Reading Holding Up the Universe, there are most parts of the book I didn't enjoy and only few I felt there is so much potential to explore but it just didn't hold it up for me. Another, I kept wondering how does this title connects with the plot or even the characters itself.
Libby Strout has a past she wants to forget but she is going to make a difference this year because this year she is making a come back - going back to school. Jack Masselin has a secret - one he has kept since he was six after a fall from a rooftop. When both of them meet, it wasn't some thing that hits it off too well between the two and accepted by others - a girl once dubbed as 'America's Fattest Teen' and a boy who everyone thought knew. But their past has a connection and falling in love wasn't part of it.
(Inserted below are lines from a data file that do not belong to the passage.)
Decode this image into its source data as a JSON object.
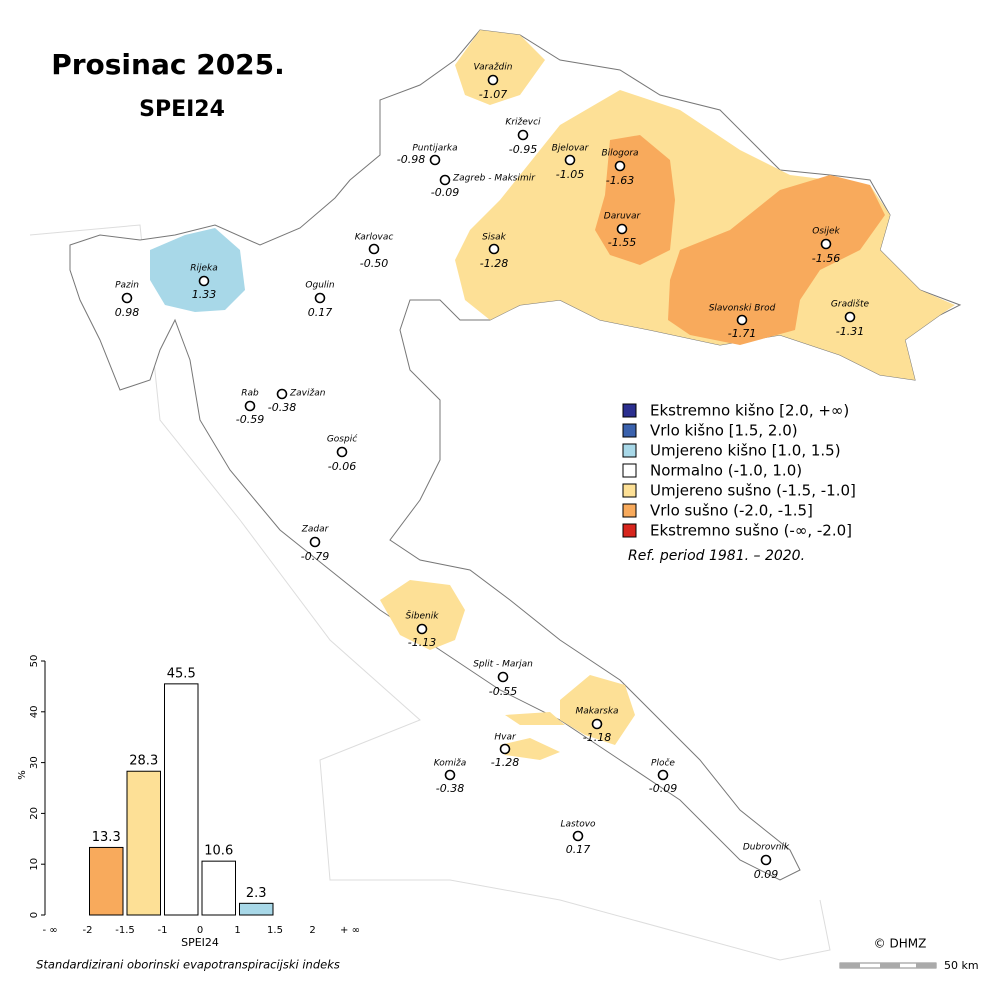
{
  "header": {
    "title": "Prosinac 2025.",
    "subtitle": "SPEI24"
  },
  "stations": [
    {
      "name": "Varaždin",
      "value": -1.07
    },
    {
      "name": "Križevci",
      "value": -0.95
    },
    {
      "name": "Puntijarka",
      "value": -0.98
    },
    {
      "name": "Bjelovar",
      "value": -1.05
    },
    {
      "name": "Bilogora",
      "value": -1.63
    },
    {
      "name": "Zagreb - Maksimir",
      "value": -0.09
    },
    {
      "name": "Daruvar",
      "value": -1.55
    },
    {
      "name": "Karlovac",
      "value": -0.5,
      "label": "-0.50"
    },
    {
      "name": "Sisak",
      "value": -1.28
    },
    {
      "name": "Osijek",
      "value": -1.56
    },
    {
      "name": "Rijeka",
      "value": 1.33
    },
    {
      "name": "Pazin",
      "value": 0.98
    },
    {
      "name": "Ogulin",
      "value": 0.17
    },
    {
      "name": "Slavonski Brod",
      "value": -1.71
    },
    {
      "name": "Gradište",
      "value": -1.31
    },
    {
      "name": "Zavižan",
      "value": -0.38
    },
    {
      "name": "Rab",
      "value": -0.59
    },
    {
      "name": "Gospić",
      "value": -0.06
    },
    {
      "name": "Zadar",
      "value": -0.79
    },
    {
      "name": "Šibenik",
      "value": -1.13
    },
    {
      "name": "Split - Marjan",
      "value": -0.55
    },
    {
      "name": "Makarska",
      "value": -1.18
    },
    {
      "name": "Hvar",
      "value": -1.28
    },
    {
      "name": "Komiža",
      "value": -0.38
    },
    {
      "name": "Ploče",
      "value": -0.09
    },
    {
      "name": "Lastovo",
      "value": 0.17
    },
    {
      "name": "Dubrovnik",
      "value": 0.09
    }
  ],
  "legend": [
    {
      "label": "Ekstremno kišno [2.0, +∞)",
      "color": "#2b2f8f"
    },
    {
      "label": "Vrlo kišno [1.5, 2.0)",
      "color": "#3b62ad"
    },
    {
      "label": "Umjereno kišno [1.0, 1.5)",
      "color": "#a8d8e8"
    },
    {
      "label": "Normalno (-1.0, 1.0)",
      "color": "#ffffff"
    },
    {
      "label": "Umjereno sušno (-1.5, -1.0]",
      "color": "#fde096"
    },
    {
      "label": "Vrlo sušno (-2.0, -1.5]",
      "color": "#f8aa5c"
    },
    {
      "label": "Ekstremno sušno (-∞, -2.0]",
      "color": "#d7261e"
    }
  ],
  "ref_period": "Ref. period 1981. – 2020.",
  "chart_data": {
    "type": "bar",
    "subtitle": "Standardizirani oborinski evapotranspiracijski indeks",
    "xlabel": "SPEI24",
    "ylabel": "%",
    "edge_labels": [
      "- ∞",
      "-2",
      "-1.5",
      "-1",
      "0",
      "1",
      "1.5",
      "2",
      "+ ∞"
    ],
    "values": [
      0,
      13.3,
      28.3,
      45.5,
      10.6,
      2.3,
      0,
      0
    ],
    "colors": [
      "#d7261e",
      "#f8aa5c",
      "#fde096",
      "#ffffff",
      "#ffffff",
      "#a8d8e8",
      "#3b62ad",
      "#2b2f8f"
    ],
    "ylim": [
      0,
      50
    ],
    "yticks": [
      0,
      10,
      20,
      30,
      40,
      50
    ]
  },
  "credit": "© DHMZ",
  "scale": "50 km"
}
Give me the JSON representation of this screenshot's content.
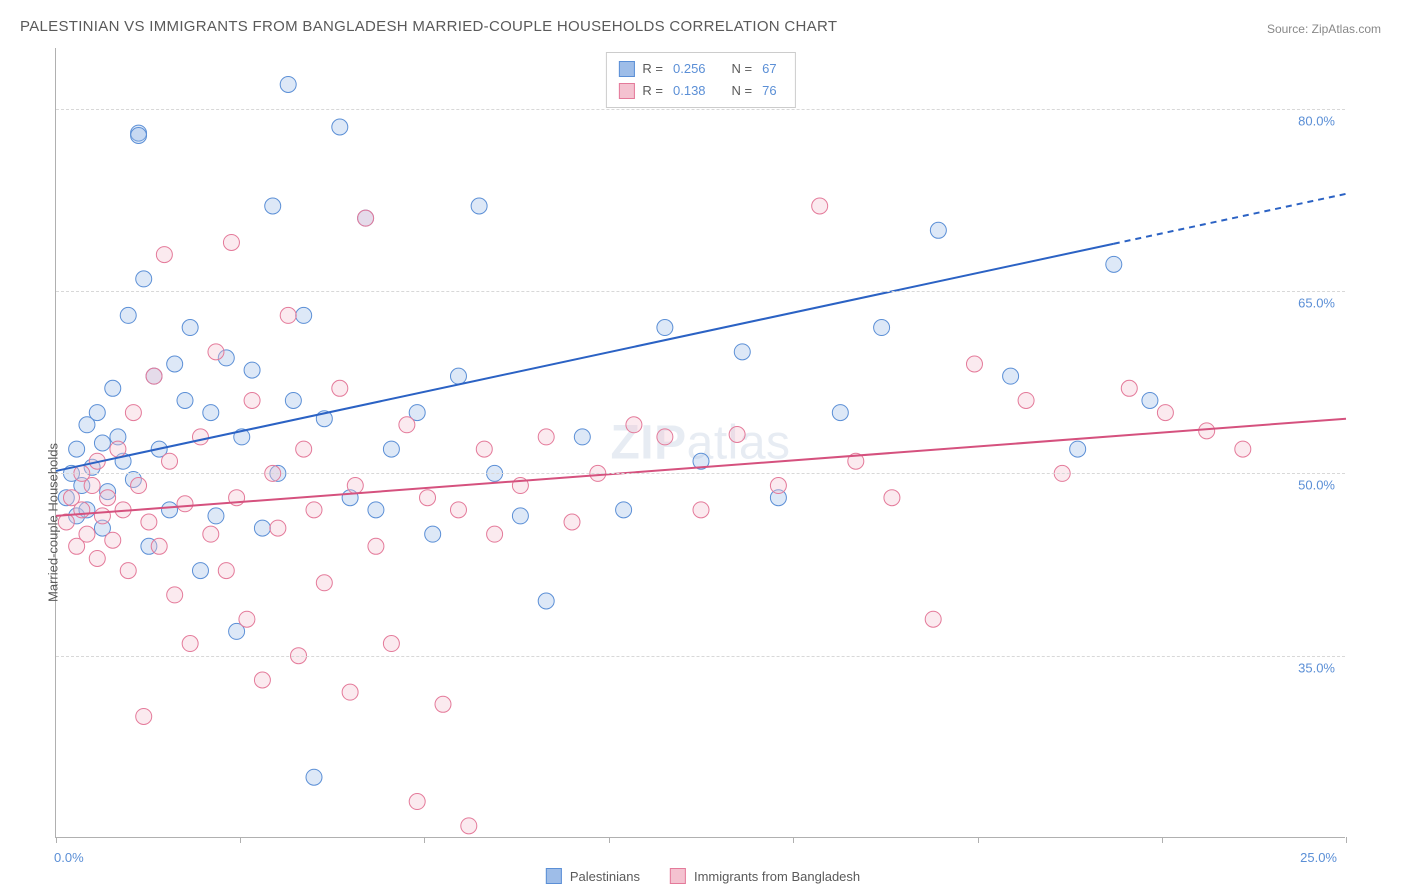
{
  "title": "PALESTINIAN VS IMMIGRANTS FROM BANGLADESH MARRIED-COUPLE HOUSEHOLDS CORRELATION CHART",
  "source_label": "Source: ",
  "source_value": "ZipAtlas.com",
  "ylabel": "Married-couple Households",
  "chart": {
    "type": "scatter",
    "xlim": [
      0,
      25
    ],
    "ylim": [
      20,
      85
    ],
    "xtick_labels": {
      "min": "0.0%",
      "max": "25.0%"
    },
    "ytick_positions": [
      35,
      50,
      65,
      80
    ],
    "ytick_labels": [
      "35.0%",
      "50.0%",
      "65.0%",
      "80.0%"
    ],
    "x_minor_ticks": [
      0,
      3.57,
      7.14,
      10.71,
      14.29,
      17.86,
      21.43,
      25
    ],
    "background_color": "#ffffff",
    "grid_color": "#d8d8d8",
    "axis_color": "#b0b0b0",
    "marker_radius": 8,
    "marker_stroke_width": 1,
    "marker_fill_opacity": 0.35,
    "line_width": 2,
    "series": [
      {
        "name": "Palestinians",
        "color_fill": "#9ebde8",
        "color_stroke": "#5b8fd6",
        "line_color": "#2b62c4",
        "R": "0.256",
        "N": "67",
        "trend": {
          "x1": 0,
          "y1": 50.2,
          "x2": 25,
          "y2": 73.0,
          "solid_until_x": 20.5
        },
        "points": [
          [
            0.2,
            48
          ],
          [
            0.3,
            50
          ],
          [
            0.4,
            46.5
          ],
          [
            0.4,
            52
          ],
          [
            0.5,
            49
          ],
          [
            0.6,
            47
          ],
          [
            0.6,
            54
          ],
          [
            0.7,
            50.5
          ],
          [
            0.8,
            55
          ],
          [
            0.9,
            45.5
          ],
          [
            0.9,
            52.5
          ],
          [
            1.0,
            48.5
          ],
          [
            1.1,
            57
          ],
          [
            1.2,
            53
          ],
          [
            1.3,
            51
          ],
          [
            1.4,
            63
          ],
          [
            1.5,
            49.5
          ],
          [
            1.6,
            78
          ],
          [
            1.6,
            77.8
          ],
          [
            1.7,
            66
          ],
          [
            1.8,
            44
          ],
          [
            1.9,
            58
          ],
          [
            2.0,
            52
          ],
          [
            2.2,
            47
          ],
          [
            2.3,
            59
          ],
          [
            2.5,
            56
          ],
          [
            2.6,
            62
          ],
          [
            2.8,
            42
          ],
          [
            3.0,
            55
          ],
          [
            3.1,
            46.5
          ],
          [
            3.3,
            59.5
          ],
          [
            3.5,
            37
          ],
          [
            3.6,
            53
          ],
          [
            3.8,
            58.5
          ],
          [
            4.0,
            45.5
          ],
          [
            4.2,
            72
          ],
          [
            4.3,
            50
          ],
          [
            4.5,
            82
          ],
          [
            4.6,
            56
          ],
          [
            4.8,
            63
          ],
          [
            5.0,
            25
          ],
          [
            5.2,
            54.5
          ],
          [
            5.5,
            78.5
          ],
          [
            5.7,
            48
          ],
          [
            6.0,
            71
          ],
          [
            6.2,
            47
          ],
          [
            6.5,
            52
          ],
          [
            7.0,
            55
          ],
          [
            7.3,
            45
          ],
          [
            7.8,
            58
          ],
          [
            8.2,
            72
          ],
          [
            8.5,
            50
          ],
          [
            9.0,
            46.5
          ],
          [
            9.5,
            39.5
          ],
          [
            10.2,
            53
          ],
          [
            11.0,
            47
          ],
          [
            11.8,
            62
          ],
          [
            12.5,
            51
          ],
          [
            13.3,
            60
          ],
          [
            14.0,
            48
          ],
          [
            15.2,
            55
          ],
          [
            16.0,
            62
          ],
          [
            17.1,
            70
          ],
          [
            18.5,
            58
          ],
          [
            19.8,
            52
          ],
          [
            20.5,
            67.2
          ],
          [
            21.2,
            56
          ]
        ]
      },
      {
        "name": "Immigrants from Bangladesh",
        "color_fill": "#f4c2d0",
        "color_stroke": "#e47a9a",
        "line_color": "#d5517e",
        "R": "0.138",
        "N": "76",
        "trend": {
          "x1": 0,
          "y1": 46.5,
          "x2": 25,
          "y2": 54.5,
          "solid_until_x": 25
        },
        "points": [
          [
            0.2,
            46
          ],
          [
            0.3,
            48
          ],
          [
            0.4,
            44
          ],
          [
            0.5,
            47
          ],
          [
            0.5,
            50
          ],
          [
            0.6,
            45
          ],
          [
            0.7,
            49
          ],
          [
            0.8,
            43
          ],
          [
            0.8,
            51
          ],
          [
            0.9,
            46.5
          ],
          [
            1.0,
            48
          ],
          [
            1.1,
            44.5
          ],
          [
            1.2,
            52
          ],
          [
            1.3,
            47
          ],
          [
            1.4,
            42
          ],
          [
            1.5,
            55
          ],
          [
            1.6,
            49
          ],
          [
            1.7,
            30
          ],
          [
            1.8,
            46
          ],
          [
            1.9,
            58
          ],
          [
            2.0,
            44
          ],
          [
            2.1,
            68
          ],
          [
            2.2,
            51
          ],
          [
            2.3,
            40
          ],
          [
            2.5,
            47.5
          ],
          [
            2.6,
            36
          ],
          [
            2.8,
            53
          ],
          [
            3.0,
            45
          ],
          [
            3.1,
            60
          ],
          [
            3.3,
            42
          ],
          [
            3.4,
            69
          ],
          [
            3.5,
            48
          ],
          [
            3.7,
            38
          ],
          [
            3.8,
            56
          ],
          [
            4.0,
            33
          ],
          [
            4.2,
            50
          ],
          [
            4.3,
            45.5
          ],
          [
            4.5,
            63
          ],
          [
            4.7,
            35
          ],
          [
            4.8,
            52
          ],
          [
            5.0,
            47
          ],
          [
            5.2,
            41
          ],
          [
            5.5,
            57
          ],
          [
            5.7,
            32
          ],
          [
            5.8,
            49
          ],
          [
            6.0,
            71
          ],
          [
            6.2,
            44
          ],
          [
            6.5,
            36
          ],
          [
            6.8,
            54
          ],
          [
            7.0,
            23
          ],
          [
            7.2,
            48
          ],
          [
            7.5,
            31
          ],
          [
            7.8,
            47
          ],
          [
            8.0,
            21
          ],
          [
            8.3,
            52
          ],
          [
            8.5,
            45
          ],
          [
            9.0,
            49
          ],
          [
            9.5,
            53
          ],
          [
            10.0,
            46
          ],
          [
            10.5,
            50
          ],
          [
            11.2,
            54
          ],
          [
            11.8,
            53
          ],
          [
            12.5,
            47
          ],
          [
            13.2,
            53.2
          ],
          [
            14.0,
            49
          ],
          [
            14.8,
            72
          ],
          [
            15.5,
            51
          ],
          [
            16.2,
            48
          ],
          [
            17.0,
            38
          ],
          [
            17.8,
            59
          ],
          [
            18.8,
            56
          ],
          [
            19.5,
            50
          ],
          [
            20.8,
            57
          ],
          [
            21.5,
            55
          ],
          [
            22.3,
            53.5
          ],
          [
            23.0,
            52
          ]
        ]
      }
    ]
  },
  "watermark": {
    "prefix": "ZIP",
    "suffix": "atlas"
  },
  "legend": {
    "top": {
      "r_label": "R =",
      "n_label": "N ="
    },
    "bottom_series1": "Palestinians",
    "bottom_series2": "Immigrants from Bangladesh"
  }
}
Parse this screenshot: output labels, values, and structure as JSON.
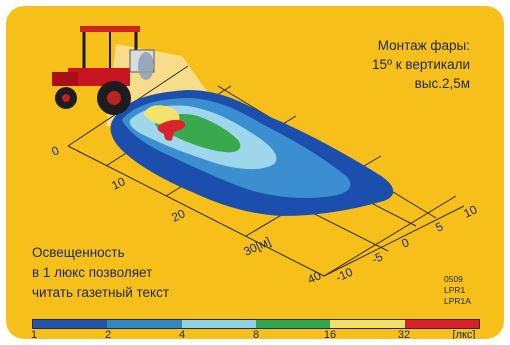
{
  "caption": {
    "line1": "Монтаж фары:",
    "line2": "15º к вертикали",
    "line3": "выс.2,5м"
  },
  "note": {
    "line1": "Освещенность",
    "line2": "в 1 люкс позволяет",
    "line3": "читать газетный текст"
  },
  "codes": [
    "0509",
    "LPR1",
    "LPR1A"
  ],
  "grid": {
    "distance_ticks": [
      "0",
      "10",
      "20",
      "30[м]",
      "40"
    ],
    "lateral_ticks": [
      "10",
      "5",
      "0",
      "-5",
      "-10"
    ]
  },
  "scale": {
    "labels": [
      "1",
      "2",
      "4",
      "8",
      "16",
      "32",
      "[лкс]"
    ],
    "colors": [
      "#1f55b0",
      "#2f86c8",
      "#8fd2e8",
      "#2fa74f",
      "#f1e06a",
      "#d8202a"
    ]
  },
  "contour_colors": {
    "outer": "#1c4fad",
    "level2": "#3b8fd0",
    "level3": "#9ed7ec",
    "level4": "#3aa84c",
    "level5": "#f3e36a",
    "level6": "#d9242b"
  }
}
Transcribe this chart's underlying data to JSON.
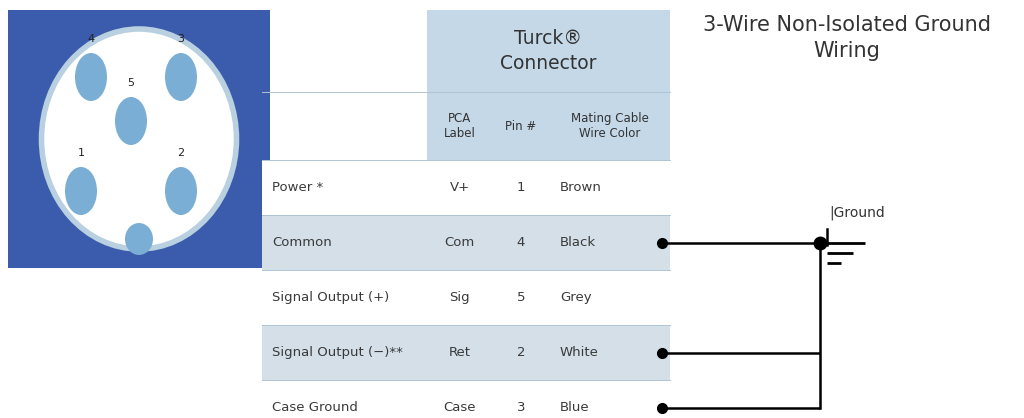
{
  "title": "3-Wire Non-Isolated Ground\nWiring",
  "title_fontsize": 15,
  "bg_color": "#ffffff",
  "table_header_bg": "#c5d8e8",
  "table_row_odd_bg": "#ffffff",
  "table_row_even_bg": "#d4dfe8",
  "connector_bg": "#3b5bac",
  "connector_ellipse_border": "#b8d0e0",
  "connector_ellipse_inner": "#ffffff",
  "pin_color": "#7aaed4",
  "turck_text": "Turck®\nConnector",
  "subheader_cols": [
    "PCA\nLabel",
    "Pin #",
    "Mating Cable\nWire Color"
  ],
  "table_rows": [
    [
      "Power *",
      "V+",
      "1",
      "Brown"
    ],
    [
      "Common",
      "Com",
      "4",
      "Black"
    ],
    [
      "Signal Output (+)",
      "Sig",
      "5",
      "Grey"
    ],
    [
      "Signal Output (−)**",
      "Ret",
      "2",
      "White"
    ],
    [
      "Case Ground",
      "Case",
      "3",
      "Blue"
    ]
  ],
  "wired_rows": [
    1,
    3,
    4
  ],
  "row_colors": [
    "#ffffff",
    "#d4dfe8",
    "#ffffff",
    "#d4dfe8",
    "#ffffff"
  ],
  "ground_label": "|Ground",
  "text_color": "#3a3a3a",
  "wire_color": "#000000"
}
There are times I did make a comparison to All The Bright Places, not because of the theme but the way Jennifer Niven writes. Its almost similar in some aspects - every thing falls into place, some of the character's exchange of dialogue feels unreal and the ending feels rushed. Holding Up the Universe has that streak, but towards the end, there's some thing special that really brings out the book - a little hint of reality. While it does cover topics of bullying, cruelty towards teens and the same kind of angst teenagers go through, I can't help but wonder how does this title relates much to plot. Maybe I don't see it but in many ways, how does it relate to it? While for me the first act was weak, I was brought to my attention as to how the author brings out some thing personal and real to the emotions of hurt on these characters. Sadly, Jack Masselin doesn't strike me as a character that has personality, compare to Libby, who has it. Then again, the surface written plot lines kills all that.
Reading this gave me some mix feelings. I can't say I didn't like it but I can't say that I do like it. There are some good parts and bad in this book - for example, Libby is a brave teen that comes out from her own isolation despite how, once, she was shameful about her physical appearance. On the other, there is nothing with strong attributes that gives Libby the confidence with reasons of coming out from her own isolation that she put herself into and going back to school. There are a few others I just can't seem to accept on my own but while the last act brings out the flaws of moving forward after a past, which is a good part that reflects on reality, there are times the weight of the book that is too surface, pulls it back under the sea. Overall - its an okay read for me but for other readers, it might be otherwise.